A vigorous hand wash or shower could cause a person to be less judgmental.
A new study, set for publication in the December issue of the journal Psychological Science, reveals that when a person feels physically clean, he or she cuts others more moral slack.
The findings add to past research that has shown a link between physical warmth and generosity as well as physical chill and social isolation. Other past research has shown that sins seem to nudge people to clean themselves, a phenomenon the researchers dubbed the "Macbeth effect" after the dramatized murderess who tried scrubbing her hands to clean off imaginary blood.
"When we exercise moral judgment, we believe we are making a conscious, rational decision, but this research shows that we are subconsciously influenced by how clean or 'pure' we feel," said lead researcher of the new study Simone Schnall, a psychologist at the University of Plymouth in England. "Take for example the situation of a jury member or voting in an election — if the jury member had washed their hands prior to delivering their verdict, they may judge the crime less harshly."
She added, "Similarly, someone may find it easier to overlook a political misdemeanor had they performed an action that made them feel 'clean' prior to casting their vote."
The results come from two experiments with university students. In the first one, 40 students had to complete 40 scrambled sentence tasks, each involving four words. By underlining any three words, a sentence could be formed. One group of students worked on sentences that included some "clean" words, such as "pure," "washed," "immaculate" and "pristine," while another group read neutral words.

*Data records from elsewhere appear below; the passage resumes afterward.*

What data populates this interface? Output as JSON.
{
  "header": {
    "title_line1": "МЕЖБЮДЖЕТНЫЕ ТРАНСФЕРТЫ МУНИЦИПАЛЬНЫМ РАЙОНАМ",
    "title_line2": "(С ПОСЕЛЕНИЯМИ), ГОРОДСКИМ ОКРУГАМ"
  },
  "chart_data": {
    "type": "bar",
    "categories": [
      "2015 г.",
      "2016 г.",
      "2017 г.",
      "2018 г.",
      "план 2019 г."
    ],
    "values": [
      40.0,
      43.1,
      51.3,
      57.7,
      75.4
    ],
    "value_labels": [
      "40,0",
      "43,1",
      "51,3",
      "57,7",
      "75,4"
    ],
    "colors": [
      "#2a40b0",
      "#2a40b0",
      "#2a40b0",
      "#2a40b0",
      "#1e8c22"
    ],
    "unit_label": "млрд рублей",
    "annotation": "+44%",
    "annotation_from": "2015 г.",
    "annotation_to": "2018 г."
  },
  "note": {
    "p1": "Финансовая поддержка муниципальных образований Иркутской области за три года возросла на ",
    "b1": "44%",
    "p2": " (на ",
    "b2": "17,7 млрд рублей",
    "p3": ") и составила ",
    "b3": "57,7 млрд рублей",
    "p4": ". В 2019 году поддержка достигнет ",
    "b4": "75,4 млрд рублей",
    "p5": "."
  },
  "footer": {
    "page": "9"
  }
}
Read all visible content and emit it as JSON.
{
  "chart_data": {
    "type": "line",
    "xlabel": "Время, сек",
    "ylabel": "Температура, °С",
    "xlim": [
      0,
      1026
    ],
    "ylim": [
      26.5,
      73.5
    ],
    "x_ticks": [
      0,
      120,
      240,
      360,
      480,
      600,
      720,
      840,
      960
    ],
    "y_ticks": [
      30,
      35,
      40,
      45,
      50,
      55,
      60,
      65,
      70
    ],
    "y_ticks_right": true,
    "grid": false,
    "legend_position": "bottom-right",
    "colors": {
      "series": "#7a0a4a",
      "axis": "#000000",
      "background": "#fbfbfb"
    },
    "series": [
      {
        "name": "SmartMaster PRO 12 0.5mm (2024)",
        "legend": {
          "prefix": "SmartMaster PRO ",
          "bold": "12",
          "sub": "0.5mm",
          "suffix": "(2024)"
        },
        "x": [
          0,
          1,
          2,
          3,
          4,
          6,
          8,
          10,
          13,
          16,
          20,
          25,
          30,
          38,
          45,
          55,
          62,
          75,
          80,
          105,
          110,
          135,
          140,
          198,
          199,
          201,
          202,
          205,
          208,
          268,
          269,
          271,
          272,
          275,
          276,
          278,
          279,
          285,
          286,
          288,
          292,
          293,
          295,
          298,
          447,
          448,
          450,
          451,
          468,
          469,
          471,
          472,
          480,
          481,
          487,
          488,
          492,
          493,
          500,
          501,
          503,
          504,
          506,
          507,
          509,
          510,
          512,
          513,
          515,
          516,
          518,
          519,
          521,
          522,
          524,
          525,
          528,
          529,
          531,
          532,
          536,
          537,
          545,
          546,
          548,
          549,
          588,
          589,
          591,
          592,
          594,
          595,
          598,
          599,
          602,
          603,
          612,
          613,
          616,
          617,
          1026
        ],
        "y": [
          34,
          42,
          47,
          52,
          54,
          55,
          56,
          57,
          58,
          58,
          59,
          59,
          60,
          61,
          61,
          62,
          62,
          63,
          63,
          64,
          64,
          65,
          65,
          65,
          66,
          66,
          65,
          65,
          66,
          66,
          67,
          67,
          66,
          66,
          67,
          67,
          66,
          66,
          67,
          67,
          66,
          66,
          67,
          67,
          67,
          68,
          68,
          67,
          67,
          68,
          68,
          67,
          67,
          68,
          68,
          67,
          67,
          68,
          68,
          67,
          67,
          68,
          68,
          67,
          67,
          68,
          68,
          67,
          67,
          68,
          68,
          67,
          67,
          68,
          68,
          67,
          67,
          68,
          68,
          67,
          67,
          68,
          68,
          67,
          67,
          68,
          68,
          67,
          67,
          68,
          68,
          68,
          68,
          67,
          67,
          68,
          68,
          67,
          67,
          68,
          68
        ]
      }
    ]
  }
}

The participants then rated a series of moral dilemmas on a scale ranging from "perfectly OK" to "extremely wrong." The dilemmas included keeping money found inside a wallet, putting false information on a resume, killing a terminally ill plane crash survivor in order to avoid starvation and using a kitten for sexual arousal.
The students who read the clean-word sentences judged such transgressions to be less wrong compared with the other students in the experiment.

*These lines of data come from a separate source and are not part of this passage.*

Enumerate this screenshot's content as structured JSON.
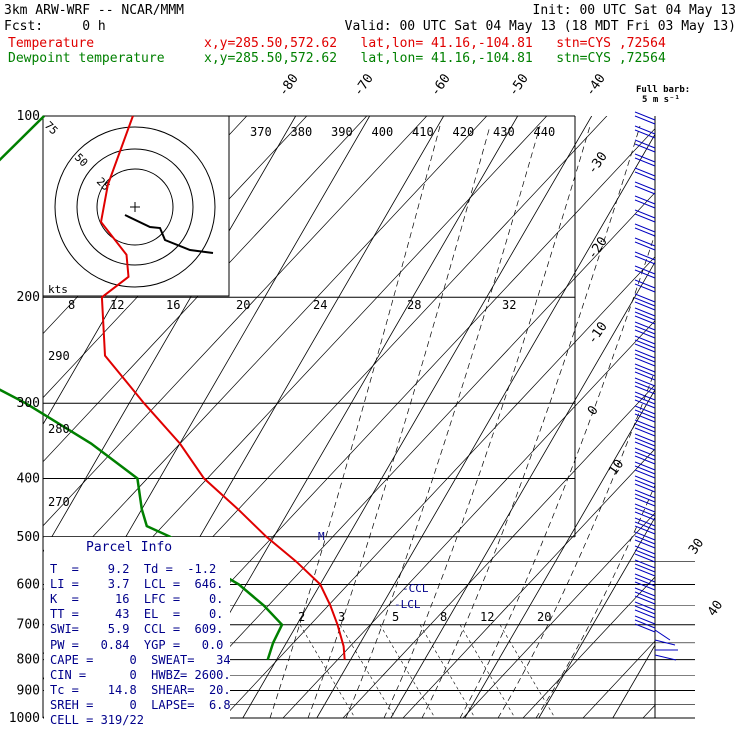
{
  "header": {
    "line1_left": "3km ARW-WRF -- NCAR/MMM",
    "line1_right": "Init: 00 UTC Sat 04 May 13",
    "line2_left": "Fcst:     0 h",
    "line2_right": "Valid: 00 UTC Sat 04 May 13 (18 MDT Fri 03 May 13)",
    "temp_label": "Temperature",
    "dew_label": "Dewpoint temperature",
    "temp_loc": "x,y=285.50,572.62   lat,lon= 41.16,-104.81   stn=CYS ,72564",
    "dew_loc": "x,y=285.50,572.62   lat,lon= 41.16,-104.81   stn=CYS ,72564",
    "full_barb_1": "Full barb:",
    "full_barb_2": "5 m s⁻¹"
  },
  "colors": {
    "temperature": "#e00000",
    "dewpoint": "#008000",
    "barbs": "#0000c0",
    "info": "#00008b"
  },
  "chart_data": {
    "type": "line",
    "x_scale": "skew-T temperature (C)",
    "y_scale": "log pressure (hPa)",
    "pressure_levels": [
      100,
      200,
      300,
      400,
      500,
      600,
      700,
      800,
      900,
      1000
    ],
    "isotherm_labels": [
      -80,
      -70,
      -60,
      -50,
      -40,
      -30,
      -20,
      -10,
      0,
      10,
      30,
      40
    ],
    "theta_labels": [
      370,
      380,
      390,
      400,
      410,
      420,
      430,
      440
    ],
    "theta_left_labels": [
      290,
      280,
      270
    ],
    "mixing_ratio_upper_labels": [
      8,
      12,
      16,
      20,
      24,
      28,
      32
    ],
    "mixing_ratio_lower_labels": [
      2,
      3,
      5,
      8,
      12,
      20
    ],
    "hodograph_ring_labels": [
      75,
      50,
      25
    ],
    "hodograph_unit": "kts",
    "annotations": {
      "ccl": "-CCL",
      "lcl": "-LCL",
      "m": "M"
    },
    "series": [
      {
        "name": "Temperature",
        "points": [
          [
            100,
            -62
          ],
          [
            130,
            -60
          ],
          [
            150,
            -58
          ],
          [
            170,
            -52
          ],
          [
            185,
            -50
          ],
          [
            200,
            -52
          ],
          [
            250,
            -47
          ],
          [
            300,
            -38
          ],
          [
            350,
            -30
          ],
          [
            400,
            -24
          ],
          [
            450,
            -17
          ],
          [
            500,
            -11
          ],
          [
            550,
            -5
          ],
          [
            600,
            0
          ],
          [
            650,
            3
          ],
          [
            700,
            5.5
          ],
          [
            760,
            8
          ],
          [
            800,
            9.2
          ]
        ]
      },
      {
        "name": "Dewpoint temperature",
        "points": [
          [
            100,
            -74
          ],
          [
            130,
            -78
          ],
          [
            170,
            -80
          ],
          [
            200,
            -81
          ],
          [
            250,
            -70
          ],
          [
            300,
            -54
          ],
          [
            350,
            -42
          ],
          [
            400,
            -33
          ],
          [
            450,
            -30
          ],
          [
            480,
            -28
          ],
          [
            500,
            -24
          ],
          [
            550,
            -18
          ],
          [
            600,
            -11
          ],
          [
            650,
            -6
          ],
          [
            700,
            -2
          ],
          [
            750,
            -1.8
          ],
          [
            800,
            -1.2
          ]
        ]
      }
    ]
  },
  "parcel_info": {
    "title": "Parcel Info",
    "rows": [
      "T  =    9.2  Td =  -1.2",
      "LI =    3.7  LCL =  646.",
      "K  =     16  LFC =    0.",
      "TT =     43  EL  =    0.",
      "SWI=    5.9  CCL =  609.",
      "PW =   0.84  YGP =   0.0",
      "CAPE =     0  SWEAT=   34",
      "CIN =      0  HWBZ= 2600.",
      "Tc =    14.8  SHEAR=  20.",
      "SREH =     0  LAPSE=  6.8",
      "CELL = 319/22"
    ]
  }
}
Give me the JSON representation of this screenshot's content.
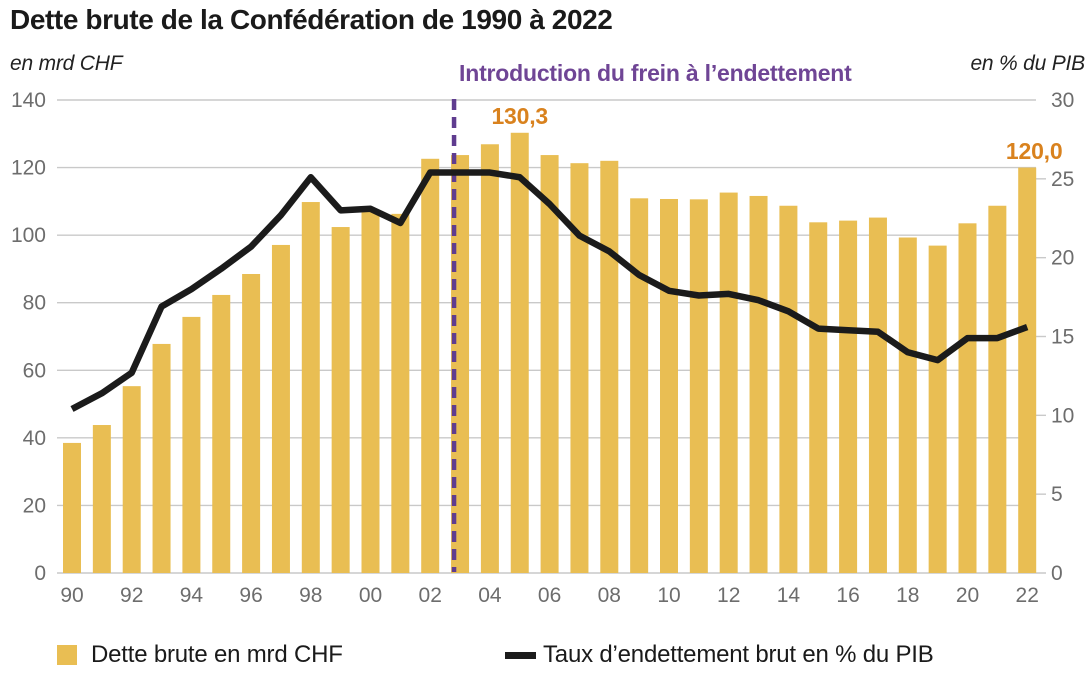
{
  "title": "Dette brute de la Confédération de 1990 à 2022",
  "left_axis": {
    "unit_label": "en mrd CHF",
    "ticks": [
      0,
      20,
      40,
      60,
      80,
      100,
      120,
      140
    ],
    "max": 140
  },
  "right_axis": {
    "unit_label": "en % du PIB",
    "ticks": [
      0,
      5,
      10,
      15,
      20,
      25,
      30
    ],
    "max": 30
  },
  "annotation": {
    "text": "Introduction du frein à l’endettement",
    "before_year": 2003
  },
  "data_labels": [
    {
      "year": 2005,
      "text": "130,3"
    },
    {
      "year": 2022,
      "text": "120,0"
    }
  ],
  "legend": {
    "items": [
      {
        "label": "Dette brute en mrd CHF",
        "swatch": "bar"
      },
      {
        "label": "Taux d’endettement brut en % du PIB",
        "swatch": "line"
      }
    ]
  },
  "colors": {
    "bar": "#e9be53",
    "line": "#1b1b1b",
    "purple_dash": "#5f3c8f",
    "purple_text": "#6f4595",
    "orange_label": "#d9821e",
    "grid": "#c9c9c9",
    "tick_text": "#6d6d6d",
    "title_text": "#1a1a1a"
  },
  "chart_data": {
    "type": "bar+line combo, dual axis",
    "x": [
      1990,
      1991,
      1992,
      1993,
      1994,
      1995,
      1996,
      1997,
      1998,
      1999,
      2000,
      2001,
      2002,
      2003,
      2004,
      2005,
      2006,
      2007,
      2008,
      2009,
      2010,
      2011,
      2012,
      2013,
      2014,
      2015,
      2016,
      2017,
      2018,
      2019,
      2020,
      2021,
      2022
    ],
    "x_tick_labels": [
      "90",
      "92",
      "94",
      "96",
      "98",
      "00",
      "02",
      "04",
      "06",
      "08",
      "10",
      "12",
      "14",
      "16",
      "18",
      "20",
      "22"
    ],
    "series": [
      {
        "name": "Dette brute en mrd CHF",
        "type": "bar",
        "axis": "left",
        "values": [
          38.5,
          43.8,
          55.3,
          67.8,
          75.8,
          82.3,
          88.5,
          97.1,
          109.8,
          102.4,
          107.4,
          106.3,
          122.6,
          123.7,
          126.9,
          130.3,
          123.7,
          121.3,
          122.0,
          110.9,
          110.7,
          110.6,
          112.6,
          111.6,
          108.7,
          103.8,
          104.3,
          105.2,
          99.3,
          96.9,
          103.5,
          108.7,
          120.0
        ]
      },
      {
        "name": "Taux d’endettement brut en % du PIB",
        "type": "line",
        "axis": "right",
        "values": [
          10.4,
          11.4,
          12.7,
          16.9,
          18.0,
          19.3,
          20.7,
          22.7,
          25.1,
          23.0,
          23.1,
          22.2,
          25.4,
          25.4,
          25.4,
          25.1,
          23.4,
          21.4,
          20.4,
          18.9,
          17.9,
          17.6,
          17.7,
          17.3,
          16.6,
          15.5,
          15.4,
          15.3,
          14.0,
          13.5,
          14.9,
          14.9,
          15.6
        ]
      }
    ],
    "title": "Dette brute de la Confédération de 1990 à 2022",
    "xlabel": "",
    "ylabel_left": "en mrd CHF",
    "ylabel_right": "en % du PIB",
    "ylim_left": [
      0,
      140
    ],
    "ylim_right": [
      0,
      30
    ],
    "grid": "horizontal, left-axis steps of 20",
    "legend_position": "bottom"
  }
}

In the second experiment, students watched a three-minute clip from the dark drug film "Trainspotting," which had been shown to elicit feelings of disgust. Then, half of the students washed their hands while the others didn't. The students rated the same six moral vignettes as had students in the first experiment. The hand-washers gave less severe ratings to the vignettes than did those who didn't wash their hands.

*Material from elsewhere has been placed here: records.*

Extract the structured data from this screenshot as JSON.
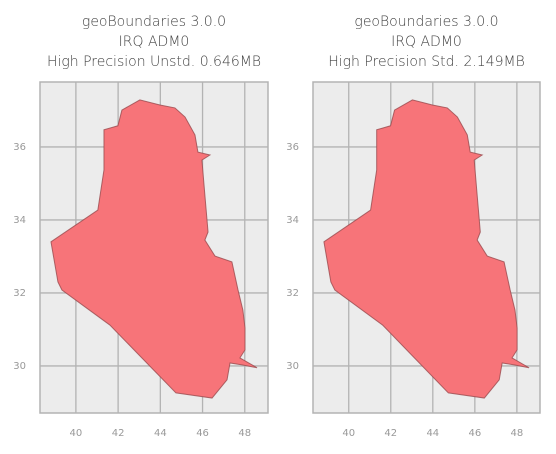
{
  "chart_data": [
    {
      "type": "map",
      "title": [
        "geoBoundaries 3.0.0",
        "IRQ ADM0",
        "High Precision Unstd. 0.646MB"
      ],
      "x": [
        38.82,
        41.04,
        41.33,
        41.33,
        41.99,
        42.18,
        43.03,
        43.98,
        44.69,
        45.17,
        45.64,
        45.78,
        46.35,
        45.97,
        46.11,
        46.26,
        46.11,
        46.59,
        47.39,
        47.68,
        47.91,
        48.01,
        48.01,
        47.77,
        48.58,
        47.87,
        47.3,
        47.16,
        46.45,
        44.74,
        41.61,
        39.34,
        39.15
      ],
      "y": [
        33.4,
        34.27,
        35.37,
        36.47,
        36.58,
        37.01,
        37.29,
        37.15,
        37.07,
        36.82,
        36.33,
        35.86,
        35.78,
        35.64,
        34.68,
        33.67,
        33.45,
        33.01,
        32.85,
        32.08,
        31.53,
        31.04,
        30.44,
        30.22,
        29.95,
        30.03,
        30.08,
        29.62,
        29.12,
        29.26,
        31.12,
        32.08,
        32.3
      ],
      "color": "#f77479",
      "xlim": [
        38.3,
        49.1
      ],
      "ylim": [
        28.71,
        37.78
      ],
      "xticks": [
        40,
        42,
        44,
        46,
        48
      ],
      "yticks": [
        30,
        32,
        34,
        36
      ],
      "grid": true
    },
    {
      "type": "map",
      "title": [
        "geoBoundaries 3.0.0",
        "IRQ ADM0",
        "High Precision Std. 2.149MB"
      ],
      "x": [
        38.82,
        41.04,
        41.33,
        41.33,
        41.99,
        42.18,
        43.03,
        43.98,
        44.69,
        45.17,
        45.64,
        45.78,
        46.35,
        45.97,
        46.11,
        46.26,
        46.11,
        46.59,
        47.39,
        47.68,
        47.91,
        48.01,
        48.01,
        47.77,
        48.58,
        47.87,
        47.3,
        47.16,
        46.45,
        44.74,
        41.61,
        39.34,
        39.15
      ],
      "y": [
        33.4,
        34.27,
        35.37,
        36.47,
        36.58,
        37.01,
        37.29,
        37.15,
        37.07,
        36.82,
        36.33,
        35.86,
        35.78,
        35.64,
        34.68,
        33.67,
        33.45,
        33.01,
        32.85,
        32.08,
        31.53,
        31.04,
        30.44,
        30.22,
        29.95,
        30.03,
        30.08,
        29.62,
        29.12,
        29.26,
        31.12,
        32.08,
        32.3
      ],
      "color": "#f77479",
      "xlim": [
        38.3,
        49.1
      ],
      "ylim": [
        28.71,
        37.78
      ],
      "xticks": [
        40,
        42,
        44,
        46,
        48
      ],
      "yticks": [
        30,
        32,
        34,
        36
      ],
      "grid": true
    }
  ]
}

Schnall said the students who had washed their hands or read about cleanliness likely misinterpreted their physically pure feelings as being about the moral vignette. Her past research showed the same link between disgust and moral judgments.
"If I feel disgusted because I sit at a dirty disgust, and I think about how wrong it is to not return a lost wallet, then I mistakenly think the feeling of disgust is about 'oh that's a disgusting thing to do,' whereas in reality it's coming from the desk," Schnall told LiveScience.
She added, "If I feel clean because I've washed my hands, I think 'well it's not such a bad thing to do,' but that's only because my physical sensation is of the sort."
She hopes to test out the finding with real-life scenarios to see how well it applies.